A novel wearable consumer electronics device for detecting Major Depressive Disorder (MDD) has been developed using deep learning techniques for smart healthcare. Accurate identification of MDD through individual interviews or perceiving Electroencephalogram (EEG) signals is challenging. This study presents the concept of a novel wearable smart cap named DepCap for real-time detection of depression using EEG signals. First, spectrogram images are generated from the EEG signals of depressed and healthy patients using Short-Time Fourier Transform (STFT) to extract valuable features. Then, these spectrogram images obtained from STFT are used as input to the classification model. A deep analysis is done using various neural networks consisting of Convolutional Neural Networks (CNNs) and Recurrent Neural Networks (RNNs). RNNs are used to extract temporal data from the EEG, while CNNs are used to retrieve spatial information. Long Short-Term Memory (LSTM) and Gated Recurrent Unit (GRU) are the two different kinds of RNNs evaluated in this work. The implemented combination models are (STFT+CNN), (STFT+CNN-LSTM) and (STFT+CNN-GRU). Four pre-trained models, Inception, AlexNet, VGG16, and ResNet50 are also implemented along with the combination models.
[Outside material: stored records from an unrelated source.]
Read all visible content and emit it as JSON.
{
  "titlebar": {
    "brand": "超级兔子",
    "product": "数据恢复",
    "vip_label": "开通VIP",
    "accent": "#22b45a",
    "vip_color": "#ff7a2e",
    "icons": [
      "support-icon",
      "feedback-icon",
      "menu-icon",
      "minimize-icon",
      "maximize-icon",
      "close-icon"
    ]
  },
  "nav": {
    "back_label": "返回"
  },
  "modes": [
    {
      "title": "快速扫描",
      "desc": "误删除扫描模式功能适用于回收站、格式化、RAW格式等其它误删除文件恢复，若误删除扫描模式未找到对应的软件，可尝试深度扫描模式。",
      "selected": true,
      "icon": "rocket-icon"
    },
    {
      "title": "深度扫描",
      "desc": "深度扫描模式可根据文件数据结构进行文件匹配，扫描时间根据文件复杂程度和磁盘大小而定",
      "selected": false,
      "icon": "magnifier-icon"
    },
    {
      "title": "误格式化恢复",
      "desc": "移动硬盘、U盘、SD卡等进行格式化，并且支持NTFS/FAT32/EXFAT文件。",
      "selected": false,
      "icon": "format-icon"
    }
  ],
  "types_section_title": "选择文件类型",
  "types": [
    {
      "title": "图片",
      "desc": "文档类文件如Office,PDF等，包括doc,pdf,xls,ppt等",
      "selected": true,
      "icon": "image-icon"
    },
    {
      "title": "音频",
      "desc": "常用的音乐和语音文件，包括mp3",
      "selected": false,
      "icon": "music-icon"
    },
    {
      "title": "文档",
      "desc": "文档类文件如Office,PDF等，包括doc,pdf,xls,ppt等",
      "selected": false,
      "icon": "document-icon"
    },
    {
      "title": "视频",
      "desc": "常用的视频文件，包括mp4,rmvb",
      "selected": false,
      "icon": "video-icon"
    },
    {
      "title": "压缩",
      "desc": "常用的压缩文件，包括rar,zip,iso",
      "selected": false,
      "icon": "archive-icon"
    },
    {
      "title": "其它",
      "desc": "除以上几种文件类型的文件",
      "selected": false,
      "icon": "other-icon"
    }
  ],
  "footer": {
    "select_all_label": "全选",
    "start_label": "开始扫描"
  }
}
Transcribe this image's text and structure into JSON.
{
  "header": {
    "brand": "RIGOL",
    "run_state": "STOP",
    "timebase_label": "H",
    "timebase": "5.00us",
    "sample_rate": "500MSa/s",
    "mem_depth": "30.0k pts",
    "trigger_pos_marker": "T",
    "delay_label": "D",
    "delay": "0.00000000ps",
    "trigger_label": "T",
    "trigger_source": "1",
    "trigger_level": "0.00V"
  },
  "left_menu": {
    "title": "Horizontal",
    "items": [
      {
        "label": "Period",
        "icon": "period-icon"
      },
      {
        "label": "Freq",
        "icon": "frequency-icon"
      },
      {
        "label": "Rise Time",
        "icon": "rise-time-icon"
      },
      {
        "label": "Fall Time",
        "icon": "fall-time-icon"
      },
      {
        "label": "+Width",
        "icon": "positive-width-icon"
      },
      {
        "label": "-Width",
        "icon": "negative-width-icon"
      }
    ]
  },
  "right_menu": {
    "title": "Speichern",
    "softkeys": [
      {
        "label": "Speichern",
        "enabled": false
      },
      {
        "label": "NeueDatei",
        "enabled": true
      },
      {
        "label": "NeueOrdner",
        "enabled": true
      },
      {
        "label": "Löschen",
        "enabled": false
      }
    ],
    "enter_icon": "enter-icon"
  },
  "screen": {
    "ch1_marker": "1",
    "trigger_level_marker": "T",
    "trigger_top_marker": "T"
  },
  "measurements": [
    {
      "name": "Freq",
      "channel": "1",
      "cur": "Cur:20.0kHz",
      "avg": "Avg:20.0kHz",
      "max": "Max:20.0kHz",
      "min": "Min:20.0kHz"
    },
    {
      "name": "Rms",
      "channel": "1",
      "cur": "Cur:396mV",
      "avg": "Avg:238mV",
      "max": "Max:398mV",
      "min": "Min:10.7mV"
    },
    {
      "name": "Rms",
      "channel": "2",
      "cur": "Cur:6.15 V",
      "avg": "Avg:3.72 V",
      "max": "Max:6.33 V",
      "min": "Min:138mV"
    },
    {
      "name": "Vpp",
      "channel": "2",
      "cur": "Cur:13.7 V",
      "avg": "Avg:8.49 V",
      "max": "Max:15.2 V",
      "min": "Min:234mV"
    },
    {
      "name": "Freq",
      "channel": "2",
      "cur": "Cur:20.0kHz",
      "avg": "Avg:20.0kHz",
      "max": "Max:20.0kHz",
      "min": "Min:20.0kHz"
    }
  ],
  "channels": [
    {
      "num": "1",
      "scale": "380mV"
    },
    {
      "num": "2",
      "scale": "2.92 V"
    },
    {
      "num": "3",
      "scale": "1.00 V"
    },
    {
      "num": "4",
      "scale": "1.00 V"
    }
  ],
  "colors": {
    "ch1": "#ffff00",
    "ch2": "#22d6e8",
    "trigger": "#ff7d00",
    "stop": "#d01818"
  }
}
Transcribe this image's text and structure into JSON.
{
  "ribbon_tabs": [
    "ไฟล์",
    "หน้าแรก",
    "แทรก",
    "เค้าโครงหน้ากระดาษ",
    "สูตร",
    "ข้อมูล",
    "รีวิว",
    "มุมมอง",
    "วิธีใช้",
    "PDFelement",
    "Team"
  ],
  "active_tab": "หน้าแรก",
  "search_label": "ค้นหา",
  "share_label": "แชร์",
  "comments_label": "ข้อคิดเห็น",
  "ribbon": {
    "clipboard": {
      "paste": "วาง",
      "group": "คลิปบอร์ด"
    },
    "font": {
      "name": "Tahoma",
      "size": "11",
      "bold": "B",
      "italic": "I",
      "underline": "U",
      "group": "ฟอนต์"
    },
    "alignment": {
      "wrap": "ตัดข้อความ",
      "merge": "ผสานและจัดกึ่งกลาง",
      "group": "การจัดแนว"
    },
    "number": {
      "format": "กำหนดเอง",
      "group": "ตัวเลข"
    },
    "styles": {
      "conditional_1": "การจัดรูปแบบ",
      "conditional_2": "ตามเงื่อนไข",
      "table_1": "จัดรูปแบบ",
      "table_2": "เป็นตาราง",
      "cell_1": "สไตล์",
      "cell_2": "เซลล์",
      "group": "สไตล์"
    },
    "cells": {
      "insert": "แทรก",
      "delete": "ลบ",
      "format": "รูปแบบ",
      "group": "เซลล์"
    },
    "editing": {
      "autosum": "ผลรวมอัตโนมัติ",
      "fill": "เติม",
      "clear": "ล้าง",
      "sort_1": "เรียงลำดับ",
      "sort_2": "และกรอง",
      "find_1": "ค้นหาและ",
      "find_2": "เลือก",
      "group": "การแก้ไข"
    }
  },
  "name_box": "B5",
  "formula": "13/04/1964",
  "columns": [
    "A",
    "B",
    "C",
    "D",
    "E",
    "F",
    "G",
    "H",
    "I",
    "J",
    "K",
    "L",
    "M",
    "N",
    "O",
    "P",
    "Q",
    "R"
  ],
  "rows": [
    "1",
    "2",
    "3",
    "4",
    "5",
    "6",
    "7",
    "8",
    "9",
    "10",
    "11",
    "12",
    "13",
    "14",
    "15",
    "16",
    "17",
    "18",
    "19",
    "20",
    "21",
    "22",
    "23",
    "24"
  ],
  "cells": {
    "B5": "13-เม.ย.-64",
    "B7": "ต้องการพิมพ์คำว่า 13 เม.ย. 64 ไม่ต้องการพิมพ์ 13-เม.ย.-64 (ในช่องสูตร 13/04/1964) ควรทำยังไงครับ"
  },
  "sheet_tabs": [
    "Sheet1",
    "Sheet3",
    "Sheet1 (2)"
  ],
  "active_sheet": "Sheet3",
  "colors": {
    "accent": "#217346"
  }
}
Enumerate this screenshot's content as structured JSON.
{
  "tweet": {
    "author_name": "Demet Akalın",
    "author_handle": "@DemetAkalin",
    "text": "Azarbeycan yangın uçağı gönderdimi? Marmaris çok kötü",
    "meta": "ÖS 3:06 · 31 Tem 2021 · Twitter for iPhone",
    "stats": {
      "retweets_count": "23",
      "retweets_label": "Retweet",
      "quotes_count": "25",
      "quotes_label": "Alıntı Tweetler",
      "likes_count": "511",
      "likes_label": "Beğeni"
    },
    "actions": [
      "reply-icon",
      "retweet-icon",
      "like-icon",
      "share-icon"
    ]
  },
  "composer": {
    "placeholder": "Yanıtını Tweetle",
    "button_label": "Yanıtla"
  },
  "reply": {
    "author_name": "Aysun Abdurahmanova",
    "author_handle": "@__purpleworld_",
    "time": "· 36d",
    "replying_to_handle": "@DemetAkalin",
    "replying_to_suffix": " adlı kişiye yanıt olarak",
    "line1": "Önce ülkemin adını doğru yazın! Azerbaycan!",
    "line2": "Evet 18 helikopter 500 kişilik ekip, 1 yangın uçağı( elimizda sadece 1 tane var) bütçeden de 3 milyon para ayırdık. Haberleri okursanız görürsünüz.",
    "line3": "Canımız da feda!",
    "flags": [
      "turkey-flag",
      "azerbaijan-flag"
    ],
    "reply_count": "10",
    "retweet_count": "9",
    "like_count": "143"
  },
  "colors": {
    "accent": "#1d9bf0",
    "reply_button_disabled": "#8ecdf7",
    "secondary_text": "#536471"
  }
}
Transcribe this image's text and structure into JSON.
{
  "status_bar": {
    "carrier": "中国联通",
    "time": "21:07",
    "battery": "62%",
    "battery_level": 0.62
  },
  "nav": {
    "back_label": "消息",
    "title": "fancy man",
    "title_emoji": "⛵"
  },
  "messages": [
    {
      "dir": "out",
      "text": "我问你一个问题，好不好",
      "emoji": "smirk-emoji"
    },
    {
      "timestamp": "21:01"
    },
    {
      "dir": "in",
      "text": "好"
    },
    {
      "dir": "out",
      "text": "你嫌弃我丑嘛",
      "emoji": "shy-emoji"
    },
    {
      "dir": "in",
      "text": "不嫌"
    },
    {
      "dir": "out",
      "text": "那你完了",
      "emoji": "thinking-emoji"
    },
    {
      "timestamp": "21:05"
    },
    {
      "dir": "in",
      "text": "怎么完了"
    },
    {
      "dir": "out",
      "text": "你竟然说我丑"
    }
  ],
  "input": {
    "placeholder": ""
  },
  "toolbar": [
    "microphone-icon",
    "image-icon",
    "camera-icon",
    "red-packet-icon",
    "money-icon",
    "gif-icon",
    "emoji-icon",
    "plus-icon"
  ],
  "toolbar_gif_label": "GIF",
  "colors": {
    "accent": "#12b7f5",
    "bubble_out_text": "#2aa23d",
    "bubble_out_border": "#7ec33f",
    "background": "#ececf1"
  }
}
The dataset for this work is a publicly accessible dataset with 33 major depressive disorders and 30 healthy subjects. The evaluation results show that the STFT+CNN-LSTM has much better performance in terms of accuracy, sensitivity, specificity, and precision of 99.9%, 100%, 99.8%, and 99.4%, respectively, than other implemented models. The proposed wearable device DepCap is based on the STFT+CNN+LSTM model and is also integrated with the Internet of Medical Things (IoMT) framework for real-time depression detection.